12 – março –
2010
Diante da tela
ele descansa. Diante da página ele viaja, transpõe os próprios limites. A água
do chuveiro desce suave, de olhos fechados deixa-se ao devaneio líquido. A
sujeira descendo. Sente ele em si indo pro esgoto, tala qual intimidade quente
e avassaladora. Sem transeuntes, sem vozes, nada de cotidiano, apenas ele e os
canos sujos, indo misturando-se com todo o resto até ser uma massa difusa sem
distinção, quem sabe morte, quem sabe nada. Deita-se pesado. Uma pedra, um
bloco, um peso no peito, o ar cada vez mais rarefeito, espera o sono, chega a
passos lentos, telhados dissolvendo-se, escuridão que abunda e abraça tudo. A
palavra soa, ninguém entende, música inebriante que surge do nada. A poça de
lama no quintal exala um odor nauseabundo. Acocara-se perante a poça, o que vê
é terrível; porque até pro belo é terrível contemplar-se, no caso dele é
diferente sem ser, pois sabe muito bem que a feiura é o que lhe veste. Marasmo
total. Joelhos doem. Levanta-se com dificuldade. Zonzo. Caminha de volta ao
casebre como se fosse um passeio final ao cadafalso. E dentro da enorme caixa
de aço que desliza pelas ruas, a pele, o corpo roça, choca-se e sente vindo das
bocas, das axilas, dos cabelos, das genitálias, miríades, galáxias, nuances,
rastros que deleitam, dão nojo, as papilas reagem, uma batalha estar e
permanecer em pé. E quando desce não sabe pra onde vai. Ruas desertas. Praças
sujas.

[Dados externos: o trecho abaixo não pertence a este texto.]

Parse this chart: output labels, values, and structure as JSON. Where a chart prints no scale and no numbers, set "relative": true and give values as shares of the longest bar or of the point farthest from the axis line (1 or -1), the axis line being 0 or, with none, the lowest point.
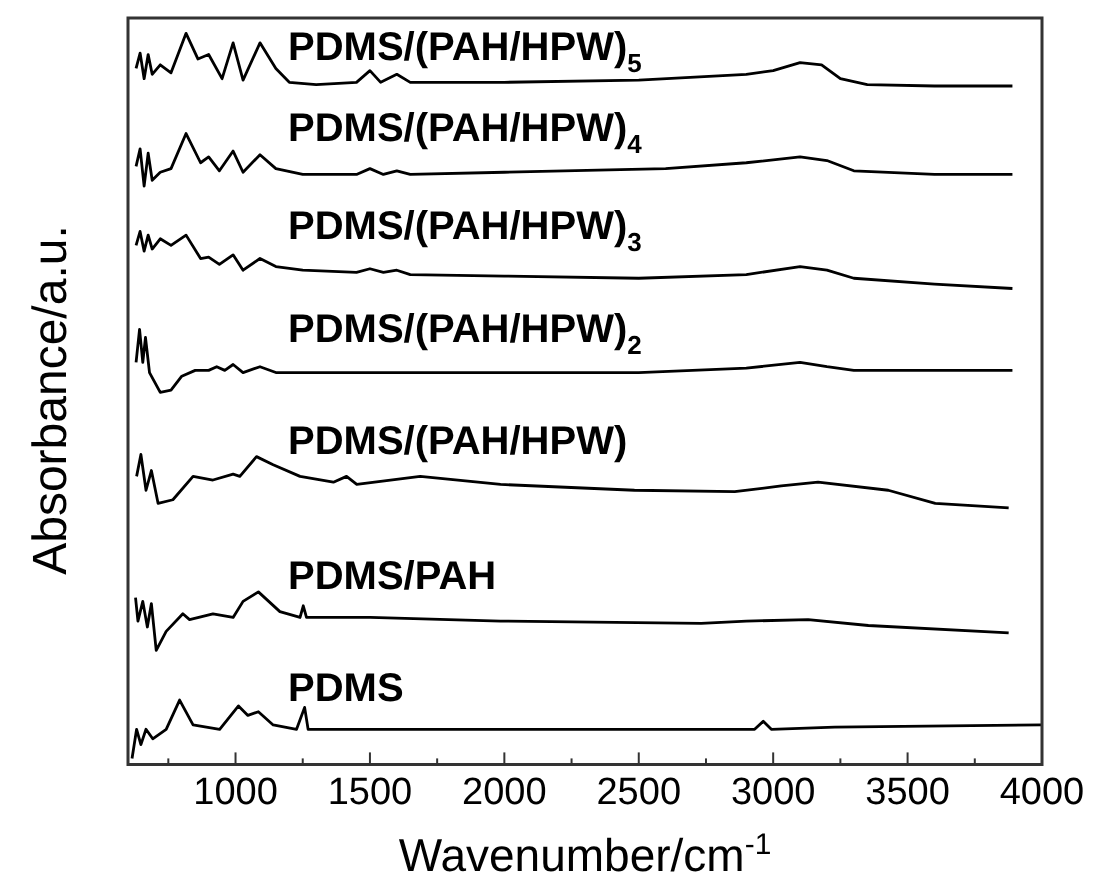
{
  "chart_data": {
    "type": "line",
    "xlabel": "Wavenumber/cm$^{-1}$",
    "ylabel": "Absorbance/a.u.",
    "relative": true,
    "legend": false,
    "grid": false,
    "tick_labels": "x",
    "marker": "none",
    "line_style": "solid",
    "xlim": [
      600,
      4000
    ],
    "xticks": [
      {
        "value": 750,
        "label": null
      },
      1000,
      {
        "value": 1250,
        "label": null
      },
      1500,
      {
        "value": 1750,
        "label": null
      },
      2000,
      {
        "value": 2250,
        "label": null
      },
      2500,
      {
        "value": 2750,
        "label": null
      },
      3000,
      {
        "value": 3250,
        "label": null
      },
      3500,
      {
        "value": 3750,
        "label": null
      },
      4000
    ],
    "series": [
      {
        "name": "PDMS/(PAH/HPW)$_{5}$",
        "color": "#000000",
        "x": [
          630,
          645,
          660,
          675,
          690,
          720,
          760,
          816,
          860,
          900,
          950,
          991,
          1028,
          1091,
          1150,
          1200,
          1300,
          1450,
          1500,
          1540,
          1600,
          1650,
          2000,
          2500,
          2900,
          3000,
          3100,
          3180,
          3250,
          3350,
          3600,
          3890
        ],
        "values": [
          0.952,
          0.973,
          0.938,
          0.971,
          0.944,
          0.957,
          0.946,
          1.0,
          0.965,
          0.971,
          0.938,
          0.987,
          0.936,
          0.987,
          0.952,
          0.933,
          0.93,
          0.933,
          0.949,
          0.933,
          0.944,
          0.933,
          0.933,
          0.936,
          0.944,
          0.949,
          0.96,
          0.957,
          0.938,
          0.93,
          0.928,
          0.928
        ]
      },
      {
        "name": "PDMS/(PAH/HPW)$_{4}$",
        "color": "#000000",
        "x": [
          630,
          645,
          660,
          675,
          690,
          720,
          760,
          816,
          870,
          900,
          940,
          991,
          1028,
          1091,
          1150,
          1250,
          1450,
          1500,
          1550,
          1600,
          1650,
          2000,
          2600,
          2900,
          3100,
          3200,
          3300,
          3600,
          3890
        ],
        "values": [
          0.818,
          0.842,
          0.791,
          0.836,
          0.799,
          0.81,
          0.815,
          0.863,
          0.823,
          0.831,
          0.812,
          0.839,
          0.81,
          0.834,
          0.815,
          0.807,
          0.807,
          0.815,
          0.807,
          0.812,
          0.807,
          0.81,
          0.815,
          0.823,
          0.831,
          0.826,
          0.812,
          0.807,
          0.807
        ]
      },
      {
        "name": "PDMS/(PAH/HPW)$_{3}$",
        "color": "#000000",
        "x": [
          630,
          645,
          660,
          675,
          690,
          720,
          760,
          816,
          870,
          900,
          940,
          991,
          1028,
          1091,
          1150,
          1250,
          1450,
          1500,
          1550,
          1600,
          1650,
          2000,
          2500,
          2900,
          3100,
          3200,
          3300,
          3600,
          3890
        ],
        "values": [
          0.71,
          0.729,
          0.702,
          0.724,
          0.705,
          0.719,
          0.71,
          0.724,
          0.692,
          0.694,
          0.684,
          0.697,
          0.676,
          0.692,
          0.681,
          0.676,
          0.673,
          0.678,
          0.673,
          0.676,
          0.67,
          0.668,
          0.665,
          0.67,
          0.681,
          0.676,
          0.665,
          0.657,
          0.651
        ]
      },
      {
        "name": "PDMS/(PAH/HPW)$_{2}$",
        "color": "#000000",
        "x": [
          630,
          643,
          655,
          665,
          680,
          720,
          760,
          800,
          850,
          900,
          930,
          960,
          991,
          1028,
          1091,
          1150,
          1500,
          2000,
          2500,
          2900,
          3100,
          3200,
          3300,
          3890
        ],
        "values": [
          0.55,
          0.595,
          0.55,
          0.584,
          0.536,
          0.509,
          0.512,
          0.531,
          0.539,
          0.539,
          0.544,
          0.539,
          0.547,
          0.536,
          0.544,
          0.536,
          0.536,
          0.536,
          0.536,
          0.542,
          0.55,
          0.544,
          0.539,
          0.539
        ]
      },
      {
        "name": "PDMS/(PAH/HPW)",
        "color": "#000000",
        "x": [
          632,
          648,
          667,
          687,
          712,
          767,
          842,
          916,
          991,
          1016,
          1078,
          1140,
          1240,
          1364,
          1413,
          1451,
          1687,
          1986,
          2484,
          2857,
          3030,
          3167,
          3428,
          3603,
          3876
        ],
        "values": [
          0.394,
          0.424,
          0.375,
          0.402,
          0.357,
          0.362,
          0.394,
          0.389,
          0.397,
          0.394,
          0.421,
          0.41,
          0.394,
          0.386,
          0.394,
          0.383,
          0.394,
          0.383,
          0.375,
          0.373,
          0.381,
          0.386,
          0.375,
          0.357,
          0.351
        ]
      },
      {
        "name": "PDMS/PAH",
        "color": "#000000",
        "x": [
          628,
          637,
          655,
          672,
          687,
          705,
          742,
          804,
          829,
          916,
          991,
          1028,
          1085,
          1165,
          1240,
          1252,
          1264,
          1501,
          1986,
          2732,
          2900,
          3130,
          3354,
          3876
        ],
        "values": [
          0.228,
          0.196,
          0.223,
          0.188,
          0.22,
          0.156,
          0.182,
          0.206,
          0.198,
          0.206,
          0.201,
          0.223,
          0.236,
          0.209,
          0.201,
          0.217,
          0.201,
          0.201,
          0.196,
          0.193,
          0.196,
          0.198,
          0.19,
          0.18
        ]
      },
      {
        "name": "PDMS",
        "color": "#000000",
        "x": [
          615,
          632,
          648,
          667,
          692,
          742,
          792,
          842,
          941,
          1011,
          1046,
          1085,
          1140,
          1227,
          1257,
          1270,
          1986,
          2931,
          2963,
          2993,
          3229,
          4000
        ],
        "values": [
          0.008,
          0.048,
          0.027,
          0.048,
          0.035,
          0.048,
          0.088,
          0.054,
          0.048,
          0.08,
          0.067,
          0.072,
          0.054,
          0.048,
          0.078,
          0.048,
          0.048,
          0.048,
          0.059,
          0.048,
          0.051,
          0.054
        ]
      }
    ]
  }
}
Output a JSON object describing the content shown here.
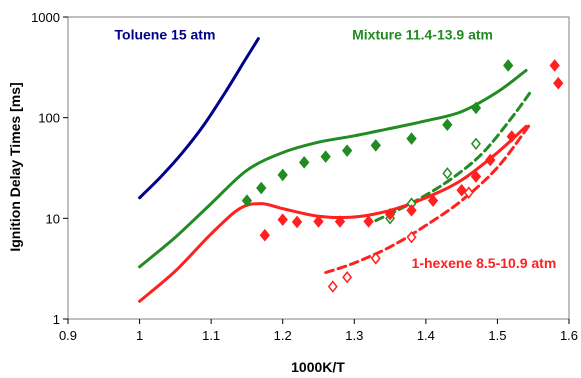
{
  "chart_data": {
    "type": "line",
    "title": "",
    "xlabel": "1000K/T",
    "ylabel": "Ignition Delay Times [ms]",
    "xlim": [
      0.9,
      1.6
    ],
    "ylim": [
      1,
      1000
    ],
    "y_scale": "log",
    "grid": false,
    "x_ticks": [
      "0.9",
      "1",
      "1.1",
      "1.2",
      "1.3",
      "1.4",
      "1.5",
      "1.6"
    ],
    "y_ticks": [
      "1",
      "10",
      "100",
      "1000"
    ],
    "annotations": [
      {
        "text": "Toluene 15 atm",
        "color": "#00008b",
        "x": 0.965,
        "y": 600
      },
      {
        "text": "Mixture  11.4-13.9 atm",
        "color": "#228b22",
        "x": 1.297,
        "y": 600
      },
      {
        "text": "1-hexene 8.5-10.9 atm",
        "color": "#ff2020",
        "x": 1.38,
        "y": 3.2
      }
    ],
    "series": [
      {
        "style": "line",
        "color": "#00008b",
        "x": [
          1.0,
          1.03,
          1.06,
          1.09,
          1.12,
          1.145,
          1.166
        ],
        "y": [
          16,
          26,
          45,
          85,
          180,
          350,
          610
        ]
      },
      {
        "style": "line",
        "color": "#228b22",
        "x": [
          1.0,
          1.05,
          1.1,
          1.15,
          1.2,
          1.25,
          1.3,
          1.35,
          1.4,
          1.45,
          1.5,
          1.54
        ],
        "y": [
          3.3,
          6.5,
          14,
          30,
          45,
          57,
          66,
          78,
          93,
          115,
          180,
          295
        ]
      },
      {
        "style": "dashed",
        "color": "#228b22",
        "x": [
          1.33,
          1.36,
          1.4,
          1.44,
          1.48,
          1.52,
          1.545
        ],
        "y": [
          9.5,
          12,
          17,
          26,
          45,
          100,
          175
        ]
      },
      {
        "style": "line",
        "color": "#ff2020",
        "x": [
          1.0,
          1.05,
          1.1,
          1.14,
          1.17,
          1.2,
          1.25,
          1.3,
          1.35,
          1.4,
          1.45,
          1.5,
          1.54
        ],
        "y": [
          1.5,
          3.0,
          7.0,
          12.5,
          14,
          12.5,
          10.5,
          10.3,
          12,
          16,
          24,
          45,
          82
        ]
      },
      {
        "style": "dashed",
        "color": "#ff2020",
        "x": [
          1.26,
          1.3,
          1.35,
          1.4,
          1.45,
          1.5,
          1.545
        ],
        "y": [
          2.9,
          3.6,
          5.2,
          8.5,
          15,
          32,
          85
        ]
      },
      {
        "style": "markers",
        "marker": "filled-diamond",
        "color": "#228b22",
        "x": [
          1.15,
          1.17,
          1.2,
          1.23,
          1.26,
          1.29,
          1.33,
          1.38,
          1.43,
          1.47,
          1.515
        ],
        "y": [
          15,
          20,
          27,
          36,
          41,
          47,
          53,
          62,
          85,
          125,
          330
        ]
      },
      {
        "style": "markers",
        "marker": "open-diamond",
        "color": "#228b22",
        "x": [
          1.35,
          1.38,
          1.43,
          1.47
        ],
        "y": [
          10,
          14,
          28,
          55
        ]
      },
      {
        "style": "markers",
        "marker": "filled-diamond",
        "color": "#ff2020",
        "x": [
          1.175,
          1.2,
          1.22,
          1.25,
          1.28,
          1.32,
          1.35,
          1.38,
          1.41,
          1.45,
          1.47,
          1.49,
          1.52,
          1.58,
          1.585
        ],
        "y": [
          6.8,
          9.7,
          9.2,
          9.3,
          9.3,
          9.3,
          11,
          12,
          15,
          19,
          26,
          38,
          65,
          330,
          220
        ]
      },
      {
        "style": "markers",
        "marker": "open-diamond",
        "color": "#ff2020",
        "x": [
          1.27,
          1.29,
          1.33,
          1.38,
          1.46
        ],
        "y": [
          2.1,
          2.6,
          4.0,
          6.5,
          18
        ]
      }
    ]
  }
}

Janelas vazias. Estranha sensação de ser o único que realmente está
vivo. O que fazer numa rua de portas fechadas? Tentar ouvir? Tentar sentir o
que há lá dentro? Encosta o ouvido na parede mas não consegue captar nada. A
copa das árvores da praça emitem um som, quase uma canção. Senta-se no
meio-fio, cospe no asfalto quente. Engole seco. Lê e então entende. Escuta o
agouro. Limpa o suor da testa. Anda. Continua.